Voz Hispana Cambio Comunitario

This Woodburn-based immigrant rights group hopes that withholding purchasing power will catch the attention of state and local elected officials. "They say, 'We love immigrants.' If I want love, I call my mother," political director Francisco Lopez tells WW. "They need to do their job. Their job is to protect and defend the residents of this state."

Portland Indivisible

In December, a group of obscure Democratic staffer types published an online "Indivisible Guide" intended to reverse-engineer the Tea Party's successful effort to conquer the Republican Party. A representative of the largest Portland Indivisible group says it supports the strike because it shows resistance to Trump, but the group is mostly focused on pressuring members of Congress.

National Lawyers Guild

These are the people in green hats to call when you get arrested at a protest. "We see our role as to support the movement," says J. Ashlee Albies, former and acting chairwoman of NLG's Portland chapter. "If people are on the streets and demonstrating, we try to keep them safe."


Organized Labor

The most notable exception to the strike: labor unions.

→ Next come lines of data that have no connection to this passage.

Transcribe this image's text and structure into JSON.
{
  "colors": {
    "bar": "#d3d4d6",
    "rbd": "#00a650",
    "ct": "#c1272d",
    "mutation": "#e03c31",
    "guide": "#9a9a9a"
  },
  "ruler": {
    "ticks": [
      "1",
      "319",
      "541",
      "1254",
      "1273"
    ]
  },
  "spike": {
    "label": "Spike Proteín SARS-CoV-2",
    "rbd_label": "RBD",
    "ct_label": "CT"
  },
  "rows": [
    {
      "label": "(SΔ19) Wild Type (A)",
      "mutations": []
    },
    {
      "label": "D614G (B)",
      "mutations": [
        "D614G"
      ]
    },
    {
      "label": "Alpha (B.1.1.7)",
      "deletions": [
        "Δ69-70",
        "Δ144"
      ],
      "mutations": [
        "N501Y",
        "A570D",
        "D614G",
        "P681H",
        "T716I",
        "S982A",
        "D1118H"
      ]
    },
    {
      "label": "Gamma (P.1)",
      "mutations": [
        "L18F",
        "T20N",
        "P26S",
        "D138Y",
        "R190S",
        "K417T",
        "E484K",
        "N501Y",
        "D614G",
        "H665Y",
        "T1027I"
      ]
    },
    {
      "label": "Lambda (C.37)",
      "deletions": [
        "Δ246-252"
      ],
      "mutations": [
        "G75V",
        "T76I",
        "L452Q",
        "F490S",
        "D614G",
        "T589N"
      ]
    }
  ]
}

"There's no official statement" on the Feb. 17 protests, Oregon AFL-CIO spokesman Russell Sanders says. Participating in a strike would almost certainly violate various collective bargaining agreements, which would allow employers to sue unions for damages—and win. This is why you may see union members supporting the Feb. 17 actions, but you won't see any official union endorsement. At a packed Feb. 12 meeting of the Portland chapter of the Democratic Socialists of America, hosted at the Service Employees International Union Local 503 hall on Southeast Foster Road, skepticism also reigned regarding Friday's so-called strike.

The divide speaks to old tensions between labor and activist groups. "We're all learning as we go. Maybe the word 'strike' wasn't the best," Don't Shoot Portland activist Gregory McKelvey tells WW. "But maybe because of President Trump, strikes look different now. Everything else looks different now. We all have a shared goal in resisting President Trump."